We did manage to make it to Mombasa and finally London in good time. The Doctor was able to recover some amount of his wits and went on a lecture tour to enlighten others about what he saw whilst deep in the jungle. I attended one of these lectures and was quite surprised that there was no mention of his illness or of the odd beings he spoke of whilst on the shores of Tanganyika.

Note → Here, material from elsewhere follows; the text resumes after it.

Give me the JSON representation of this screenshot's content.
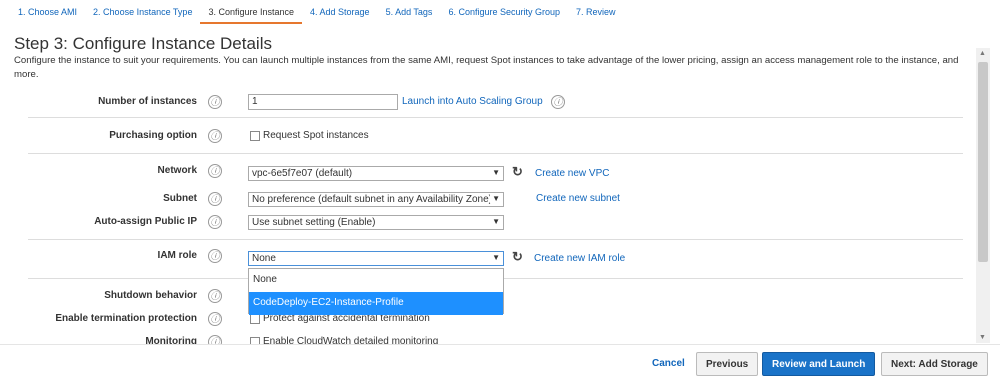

I am writing to you because of your interest in these curious stories and native legend. I cannot help but feel that perhaps the odd statues that I found littering the path toward Tanganyika are not in some way related to the beings Livingstone raved about. He may have been affected by some form of jungle fever, but I believe that he has witnessed something, something terrible that I pray will never emerge from the depths at which it may currently rest. The more I research these beings, the more connections I gain within the legends, but the fewer connections with sanity I hold. I pass this information along to you in hopes that you may continue my research into this odd cult. I can no longer trust my mind enough to point me in the right direction towards truth. In time I will send what research I have completed, but for now I can pass along but one piece of information. There is a land in vast reaches of the north, its name in unpronounceable to the English tongue, but well known in the dialects of the people who populate the area. This northern land is the home of what I believe to be an ancient race of beings. More than that I cannot yet say, nor did I want to continue with the search. There are some things that perhaps we are not meant to know. I wish you well with your university position in Massachusetts dear friend. Be careful with this search; do not allow it to consume you as it consumed me.